Minister of Agriculture
- In office 5 July 1973 – 13 July 1973
- President: Salvador Allende
- Preceded by: Pedro Hidalgo
- Succeeded by: Jaime Tohá

Personal details
- Born: 13 January 1936 Curicó, Chile
- Died: 1 January 1981 (aged 44) Mexico
- Party: Socialist Party of Chile
- Profession: Economist

= Ernesto Torrealba =

Chilean economist and politician (1936–1981)
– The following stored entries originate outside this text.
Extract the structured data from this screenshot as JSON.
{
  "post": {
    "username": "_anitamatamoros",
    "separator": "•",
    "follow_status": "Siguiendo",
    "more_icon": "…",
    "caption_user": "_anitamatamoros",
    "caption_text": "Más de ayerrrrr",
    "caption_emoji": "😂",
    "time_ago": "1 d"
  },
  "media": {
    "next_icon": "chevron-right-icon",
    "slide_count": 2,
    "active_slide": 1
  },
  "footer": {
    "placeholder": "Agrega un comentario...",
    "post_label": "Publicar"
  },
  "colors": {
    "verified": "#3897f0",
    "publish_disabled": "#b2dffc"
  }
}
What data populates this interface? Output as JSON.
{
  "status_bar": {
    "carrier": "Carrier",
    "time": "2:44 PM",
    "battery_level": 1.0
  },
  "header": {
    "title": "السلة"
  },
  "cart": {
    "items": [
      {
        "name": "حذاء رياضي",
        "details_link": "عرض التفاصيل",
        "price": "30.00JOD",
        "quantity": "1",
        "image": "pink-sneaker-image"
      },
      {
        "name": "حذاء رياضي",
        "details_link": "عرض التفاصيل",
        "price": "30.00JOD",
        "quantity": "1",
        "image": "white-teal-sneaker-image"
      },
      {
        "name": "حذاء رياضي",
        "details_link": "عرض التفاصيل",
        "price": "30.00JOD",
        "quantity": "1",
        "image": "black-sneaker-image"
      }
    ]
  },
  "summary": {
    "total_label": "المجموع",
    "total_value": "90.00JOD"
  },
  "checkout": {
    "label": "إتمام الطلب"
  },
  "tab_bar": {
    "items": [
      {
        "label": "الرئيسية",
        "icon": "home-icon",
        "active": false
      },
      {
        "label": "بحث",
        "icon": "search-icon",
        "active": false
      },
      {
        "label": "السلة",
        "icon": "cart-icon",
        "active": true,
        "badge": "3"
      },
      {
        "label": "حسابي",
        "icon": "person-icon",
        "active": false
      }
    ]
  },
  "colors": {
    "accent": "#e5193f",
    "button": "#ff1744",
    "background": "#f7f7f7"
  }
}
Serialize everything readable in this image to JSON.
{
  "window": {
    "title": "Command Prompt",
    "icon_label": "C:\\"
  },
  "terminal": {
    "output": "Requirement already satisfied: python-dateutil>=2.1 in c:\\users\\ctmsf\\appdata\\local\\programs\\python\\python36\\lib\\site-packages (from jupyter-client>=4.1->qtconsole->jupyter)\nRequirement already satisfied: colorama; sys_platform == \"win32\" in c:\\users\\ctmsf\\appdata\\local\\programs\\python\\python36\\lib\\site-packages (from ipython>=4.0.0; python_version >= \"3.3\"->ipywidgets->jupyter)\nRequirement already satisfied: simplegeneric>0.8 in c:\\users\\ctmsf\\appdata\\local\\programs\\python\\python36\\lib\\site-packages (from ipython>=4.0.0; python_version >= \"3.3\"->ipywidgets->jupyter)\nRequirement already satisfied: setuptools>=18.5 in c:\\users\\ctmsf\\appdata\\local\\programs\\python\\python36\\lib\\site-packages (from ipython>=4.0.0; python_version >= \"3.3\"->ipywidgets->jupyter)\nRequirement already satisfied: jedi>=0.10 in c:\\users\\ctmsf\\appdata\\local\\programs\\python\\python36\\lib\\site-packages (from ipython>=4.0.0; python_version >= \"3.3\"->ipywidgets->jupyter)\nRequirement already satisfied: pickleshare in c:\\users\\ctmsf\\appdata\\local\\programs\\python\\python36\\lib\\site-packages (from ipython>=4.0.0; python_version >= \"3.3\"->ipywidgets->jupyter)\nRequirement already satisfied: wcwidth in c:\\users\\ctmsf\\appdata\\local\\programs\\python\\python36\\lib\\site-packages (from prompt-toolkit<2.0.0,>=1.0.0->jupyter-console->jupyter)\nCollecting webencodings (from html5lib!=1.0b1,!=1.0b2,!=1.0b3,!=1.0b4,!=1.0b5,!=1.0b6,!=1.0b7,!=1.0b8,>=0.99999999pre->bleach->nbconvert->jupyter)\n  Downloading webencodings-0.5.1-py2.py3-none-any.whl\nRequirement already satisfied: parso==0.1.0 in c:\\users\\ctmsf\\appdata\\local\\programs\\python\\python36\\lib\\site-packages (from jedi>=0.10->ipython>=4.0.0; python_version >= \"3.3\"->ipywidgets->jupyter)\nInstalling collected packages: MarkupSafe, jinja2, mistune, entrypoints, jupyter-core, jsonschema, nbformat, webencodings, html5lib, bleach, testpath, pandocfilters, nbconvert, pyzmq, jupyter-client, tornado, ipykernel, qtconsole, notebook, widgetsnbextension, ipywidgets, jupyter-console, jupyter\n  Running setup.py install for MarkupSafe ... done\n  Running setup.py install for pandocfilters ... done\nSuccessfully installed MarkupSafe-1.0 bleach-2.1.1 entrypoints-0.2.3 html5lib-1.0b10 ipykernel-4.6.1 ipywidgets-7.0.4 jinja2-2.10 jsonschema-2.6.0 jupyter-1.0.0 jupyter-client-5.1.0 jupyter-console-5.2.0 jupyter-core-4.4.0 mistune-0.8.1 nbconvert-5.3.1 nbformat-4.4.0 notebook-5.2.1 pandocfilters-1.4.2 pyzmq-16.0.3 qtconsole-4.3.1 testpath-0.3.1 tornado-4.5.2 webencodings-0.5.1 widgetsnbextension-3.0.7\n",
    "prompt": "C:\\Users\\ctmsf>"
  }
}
Ernesto Torrealba Morales (13 January 1936 – 1 January 1981) is a Chilean economist and politician. He served briefly as Minister of Agriculture under President Salvador Allende from 5 to 13 July 1973.

== Biography ==
Ernesto Torrealba Morales was born on 13 January 1936 in Curicó, Chile. He was active in economic development programs, particularly linked with CEPAL and CORFO. In mid-1973 he was appointed Minister of Agriculture, but resigned just over a week later (13 July 1973).

== Later life and exile ==
After the 1973 coup, he went into exile in Mexico. He worked with CEPAL and ILPES, contributing to Latin American development discourse. His intellectual and political legacy is reflected in various testimonies and research works exploring his exile and thinking.